David Alan Grier has a small role as the guy from Coming to America who says, “Ladies and Gentlemen, Sexual Chocolate!” He’s some kind of little person philanthropist or something. I was unclear and the film barely explains his presence, except that he’s famous enough so that someone wants his autograph, but not so famous he can’t be roped into hosting a dwarf convention. Anyway, Rolfe has this on-again off-again girlfriend Sally, and at this party, he walks in on David Alan Grier fucking her on a table in a room with glass walls. Yet Rolfe has to walk through the door to catch them at it, and is shocked when he does. What, can he not see through glass?
In the most stilted, unearned, artificial moment in a movie filled with them, Steven and Carol introduce their folks to one another. Mom is horrified by being surrounded by dwarves! She’s rude! She’s brittle! At any moment, she is going to say something awful about how she can’t have her beautiful daughter marrying into a clan of freaks. So when she finally opens her mouth it’s for a request for a traditional Jewish wedding and everyone starts their relieved cry-laughing. This moment is so forced it had to call a rape hotline.
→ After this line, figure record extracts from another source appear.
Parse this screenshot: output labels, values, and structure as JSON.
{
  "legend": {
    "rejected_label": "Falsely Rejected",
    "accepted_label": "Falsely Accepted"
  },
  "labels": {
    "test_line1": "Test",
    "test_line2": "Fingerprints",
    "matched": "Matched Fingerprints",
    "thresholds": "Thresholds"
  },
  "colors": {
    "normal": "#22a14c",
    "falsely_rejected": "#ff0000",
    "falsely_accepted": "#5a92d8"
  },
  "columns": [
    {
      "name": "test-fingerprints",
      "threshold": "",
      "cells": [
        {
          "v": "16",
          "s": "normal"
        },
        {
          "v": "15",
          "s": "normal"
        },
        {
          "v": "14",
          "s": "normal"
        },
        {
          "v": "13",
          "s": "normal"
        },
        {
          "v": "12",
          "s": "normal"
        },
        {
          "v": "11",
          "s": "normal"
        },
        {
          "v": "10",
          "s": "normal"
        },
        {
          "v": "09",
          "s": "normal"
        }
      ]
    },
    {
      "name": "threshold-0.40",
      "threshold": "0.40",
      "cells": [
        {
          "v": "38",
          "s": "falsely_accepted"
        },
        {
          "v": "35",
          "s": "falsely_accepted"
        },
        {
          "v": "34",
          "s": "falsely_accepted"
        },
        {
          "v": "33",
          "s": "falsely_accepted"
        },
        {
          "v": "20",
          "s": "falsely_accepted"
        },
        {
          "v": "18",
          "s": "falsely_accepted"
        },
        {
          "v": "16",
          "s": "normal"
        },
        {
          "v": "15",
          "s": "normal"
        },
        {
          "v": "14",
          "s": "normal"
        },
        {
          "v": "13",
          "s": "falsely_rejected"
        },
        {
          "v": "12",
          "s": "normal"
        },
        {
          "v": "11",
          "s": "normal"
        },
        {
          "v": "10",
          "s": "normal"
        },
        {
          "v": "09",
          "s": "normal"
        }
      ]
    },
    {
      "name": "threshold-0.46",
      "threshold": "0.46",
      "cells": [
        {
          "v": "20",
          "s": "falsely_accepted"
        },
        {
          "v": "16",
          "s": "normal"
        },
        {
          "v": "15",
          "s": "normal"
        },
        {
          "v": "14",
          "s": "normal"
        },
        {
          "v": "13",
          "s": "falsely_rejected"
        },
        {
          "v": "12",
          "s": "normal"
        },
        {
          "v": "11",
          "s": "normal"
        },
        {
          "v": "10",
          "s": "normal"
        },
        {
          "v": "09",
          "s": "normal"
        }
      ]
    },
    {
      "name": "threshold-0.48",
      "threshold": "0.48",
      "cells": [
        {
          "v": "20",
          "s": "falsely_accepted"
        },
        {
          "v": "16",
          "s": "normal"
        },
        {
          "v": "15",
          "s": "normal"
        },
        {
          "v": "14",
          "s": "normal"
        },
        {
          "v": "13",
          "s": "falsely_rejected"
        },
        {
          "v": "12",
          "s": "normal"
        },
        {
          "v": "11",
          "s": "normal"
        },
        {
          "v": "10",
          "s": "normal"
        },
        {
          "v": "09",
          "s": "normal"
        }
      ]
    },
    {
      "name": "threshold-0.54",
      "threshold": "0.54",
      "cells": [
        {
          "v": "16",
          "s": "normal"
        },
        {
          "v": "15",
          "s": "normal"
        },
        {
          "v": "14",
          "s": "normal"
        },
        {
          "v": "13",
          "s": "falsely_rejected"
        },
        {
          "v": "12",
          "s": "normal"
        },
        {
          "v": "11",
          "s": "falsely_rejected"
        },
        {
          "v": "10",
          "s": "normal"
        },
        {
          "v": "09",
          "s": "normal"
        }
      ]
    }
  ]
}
Transcendent Moment: Early on, Steven explains to Carol that being a little person is painful, complications from having normal sized organs in a smaller body, which frankly sounds horrifying. So when their baby Vincent is born, the poor bugger cries constantly. During one of these crying jags, Steven loses his shit, and demands that Carol call the baby what he is. So basically, you have Matthew McConaughey yelling at a sobbing Kate Beckinsale (holding an unconvincing doll while baby squealing is ADRed), “CALL HIM A DWARF! HE’S A DWARF! I’M A DWARF!”

Dude. I’m right here.
Tiptoes is a shaggy dog of a Lifetime film, padding out its slight story with go-nowhere scenes of dialogue in which every character shrilly expresses exactly what’s going on in their selfish little minds. At the center of it all is the hilariously miscast Gary Oldman, whose awkwardness seems to imply he’s aware of just how misguided the whole enterprise is.
Is it just me, or in the poster does McConaghey look like he’s a fierce sweater vest away from playing Rick Santorum?
If McConaughey played Santorum, he’d do it sans shirt, but with the sweater vest.
If you’d made any criticism of Forbidden Zone other than the strange, inexplicable racism, I’d have had to punch you in the back of the head next time you weren’t looking. I will allow no one to speak ill of that film in my presence. Also, to be fair to Toshiro Boloney (as he will always be known in my heart), Ted Bundy was an underrated movie. But Tiptoes…yeah, Tiptoes ain’t good.